17读者将在 Dorogovtsev、Mendes 和 Samukhin (2001a) 中找到这些计算的详细信息。
18Broder、Kumar、Maghoul、Raghavan、Rajagopalan、Stata、Tomkins 和 Wiener (2000) 于 1999 年 5 月首次测量了 WWW 中的连接密度，发现顶点的平均入度和出度相等，为 7.22。当他们在 1999 年 10 月重复测量时，平均入度和出度已经7.85.

## MATLAB代写

MATLAB 是一种用于技术计算的高性能语言。它将计算、可视化和编程集成在一个易于使用的环境中，其中问题和解决方案以熟悉的数学符号表示。
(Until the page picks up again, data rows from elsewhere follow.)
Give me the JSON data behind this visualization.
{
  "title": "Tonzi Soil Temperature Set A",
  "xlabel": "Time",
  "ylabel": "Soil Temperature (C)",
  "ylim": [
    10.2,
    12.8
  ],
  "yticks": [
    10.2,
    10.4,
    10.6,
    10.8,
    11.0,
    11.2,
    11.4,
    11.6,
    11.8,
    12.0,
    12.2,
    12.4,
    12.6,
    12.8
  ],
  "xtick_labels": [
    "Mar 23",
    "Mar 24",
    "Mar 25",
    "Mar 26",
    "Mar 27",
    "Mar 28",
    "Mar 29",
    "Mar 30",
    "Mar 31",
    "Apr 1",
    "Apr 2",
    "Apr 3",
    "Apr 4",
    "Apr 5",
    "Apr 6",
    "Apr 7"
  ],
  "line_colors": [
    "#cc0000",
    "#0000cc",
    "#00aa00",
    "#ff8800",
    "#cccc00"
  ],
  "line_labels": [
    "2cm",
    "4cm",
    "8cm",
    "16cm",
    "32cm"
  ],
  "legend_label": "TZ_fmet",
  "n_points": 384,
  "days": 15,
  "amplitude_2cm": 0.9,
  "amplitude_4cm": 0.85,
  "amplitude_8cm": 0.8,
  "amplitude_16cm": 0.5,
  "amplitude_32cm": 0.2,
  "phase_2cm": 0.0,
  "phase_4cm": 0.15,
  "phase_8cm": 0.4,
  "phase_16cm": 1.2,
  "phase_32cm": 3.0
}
典型用途包括：数学和计算算法开发建模、仿真和原型制作数据分析、探索和可视化科学和工程图形应用程序开发，包括图形用户界面构建MATLAB 是一个交互式系统，其基本数据元素是一个不需要维度的数组。这使您可以解决许多技术计算问题，尤其是那些具有矩阵和向量公式的问题，而只需用 C 或 Fortran 等标量非交互式语言编写程序所需的时间的一小部分。MATLAB 名称代表矩阵实验室。MATLAB 最初的编写目的是提供对由 LINPACK 和 EISPACK 项目开发的矩阵软件的轻松访问，这两个项目共同代表了矩阵计算软件的最新技术。MATLAB 经过多年的发展，得到了许多用户的投入。在大学环境中，它是数学、工程和科学入门和高级课程的标准教学工具。在工业领域，MATLAB 是高效研究、开发和分析的首选工具。MATLAB 具有一系列称为工具箱的特定于应用程序的解决方案。对于大多数 MATLAB 用户来说非常重要，工具箱允许您学习应用专业技术。工具箱是 MATLAB 函数（M 文件）的综合集合，可扩展 MATLAB 环境以解决特定类别的问题。可用工具箱的领域包括信号处理、控制系统、神经网络、模糊逻辑、小波、仿真等。